How to get data on 5 million companies through the LinkedIn REST API or why it is better to allow Request Token only once in OAuth


    Using the LinkedIn Company Lookup API, you can get information about a company registered on LinkedIn. You can search by keywords, or by ID. For example, a GET request
    will return information about LinkedIn itself. It’s very convenient that you can specify several IDs at once through a comma, however, it should be borne in mind that too many IDs cannot be specified in one request due to the size limit of the request itself.

    There are also restrictions on the number of requests per day, which are set both for the application and for an individual user. In particular, to obtain information about companies, the limits are as follows:

    Thus, as can be seen in the figure above, LinkedIn does not allow one user to receive information about more than 500 companies in one day. At the same time, it is important to note that the number of requested companies is considered, and not requests (as mentioned above, information on several companies can be requested in one request).

    How it should work

    LinkedIn uses oAuth to authorize requests, and both versions are currently supported: OAuth 2.0 , as well as the older OAuth 1.0a . In the case of using version 1.0a, the mechanism can be briefly described as follows:

    1. We make a request to the API to get a link for authoring the application, and request_token is also created.
    2. You must open the link in a browser and manually allow access for the application.
    3. The previously generated request_token is used to get the access_token (by calling the appropriate API method).

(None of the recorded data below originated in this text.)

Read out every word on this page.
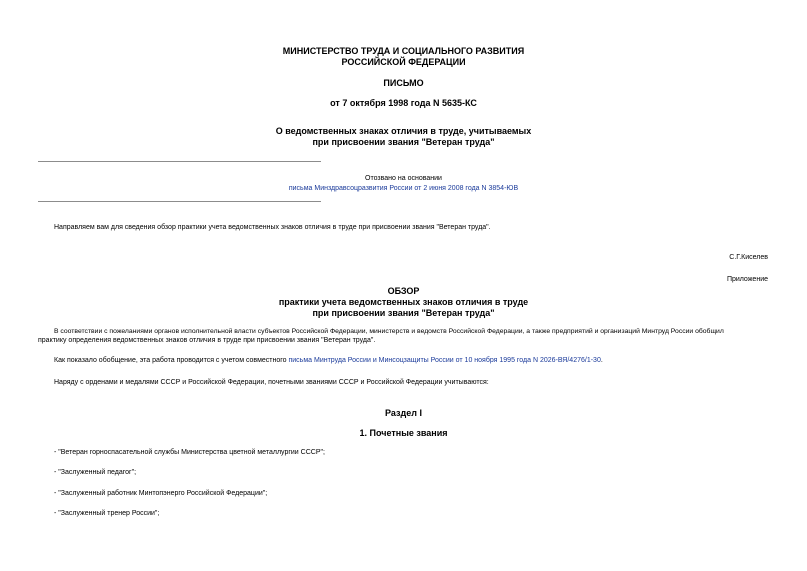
МИНИСТЕРСТВО ТРУДА И СОЦИАЛЬНОГО РАЗВИТИЯ
РОССИЙСКОЙ ФЕДЕРАЦИИ
ПИСЬМО
от 7 октября 1998 года N 5635-КС
О ведомственных знаках отличия в труде, учитываемых
при присвоении звания "Ветеран труда"
Отозвано на основании
письма Минздравсоцразвития России от 2 июня 2008 года N 3854-ЮВ
Направляем вам для сведения обзор практики учета ведомственных знаков отличия в труде при присвоении звания "Ветеран труда".
С.Г.Киселев
Приложение
ОБЗОР
практики учета ведомственных знаков отличия в труде
при присвоении звания "Ветеран труда"
В соответствии с пожеланиями органов исполнительной власти субъектов Российской Федерации, министерств и ведомств Российской Федерации, а также предприятий и организаций Минтруд России обобщил
практику определения ведомственных знаков отличия в труде при присвоении звания "Ветеран труда".
Как показало обобщение, эта работа проводится с учетом совместного письма Минтруда России и Минсоцзащиты России от 10 ноября 1995 года N 2026-ВЯ/4276/1-30.
Наряду с орденами и медалями СССР и Российской Федерации, почетными званиями СССР и Российской Федерации учитываются:
Раздел I
1. Почетные звания
- "Ветеран горноспасательной службы Министерства цветной металлургии СССР";
- "Заслуженный педагог";
- "Заслуженный работник Минтопэнерго Российской Федерации";
- "Заслуженный тренер России";
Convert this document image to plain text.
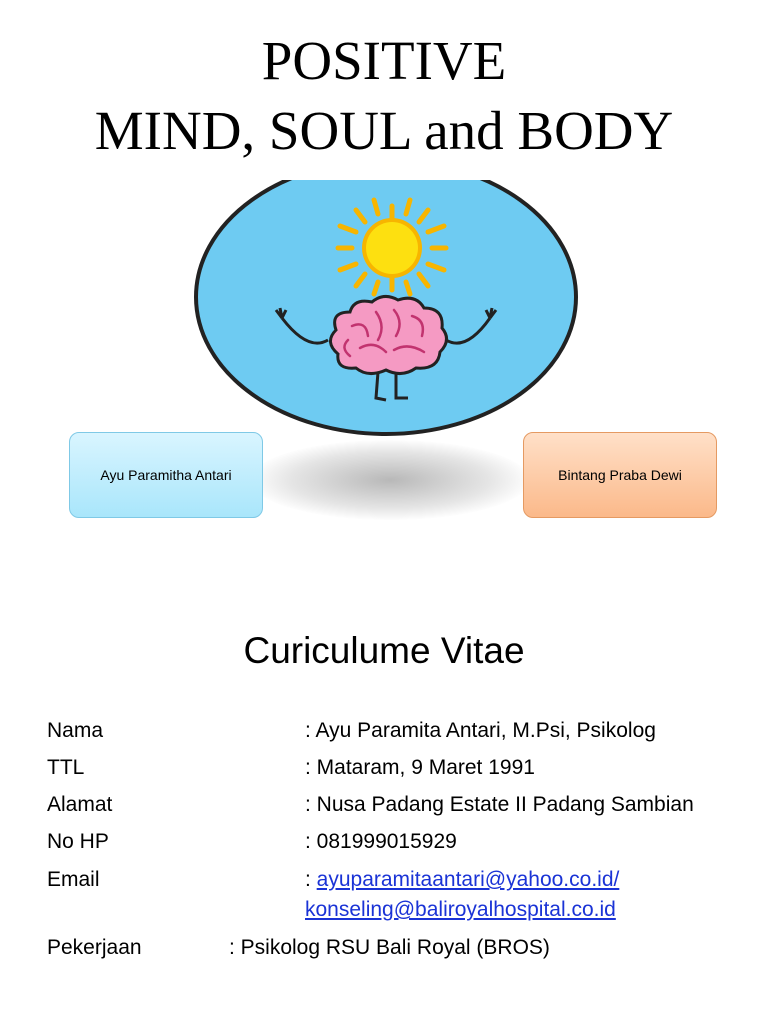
POSITIVE
MIND, SOUL and BODY
Ayu Paramitha Antari	Bintang Praba Dewi
Curiculume Vitae
Nama	: Ayu Paramita Antari, M.Psi, Psikolog
TTL	: Mataram, 9 Maret 1991
Alamat	: Nusa Padang Estate II Padang Sambian
No HP	: 081999015929
Email	: ayuparamitaantari@yahoo.co.id/
konseling@baliroyalhospital.co.id
Pekerjaan	: Psikolog RSU Bali Royal (BROS)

    Thus, the steps described above need to be done only once, and the access_token should be stored in a safe place and used for all subsequent API method calls. In this case, we will face the fact that using one user we will not be able to get more than 500 companies per day.

    How it really worked

    In reality, I tried not to get the access_token, but to call the API methods using the request_token generated in step 1 (step 2 is required in any case, otherwise request_token will be unusable). And in the end, I found that the API methods worked successfully with request_token for the first 5 minutes (then its lifetime expires). In addition, with this method, the limit for the user did not apply, only the limit for 100,000 companies per day for the application. However, the creation of several applications comes to the rescue here. The obvious drawback of this approach is the need to authorize the application every 5 minutes. But with the proper level of automation and integration with the browser, this was not a big problem. As a result, in a couple of days of unhurried work of a simple code, a database was downloaded from about 5 million companies stored on LinkedIn.


    You should not give the opportunity to call API methods (except for the access_token method) using a temporary request_token. This recommendation is spelled out in section 6 of OAuth 1.0a

    PS: Currently, LinkedIn has already corrected the situation in accordance with the given recommendation.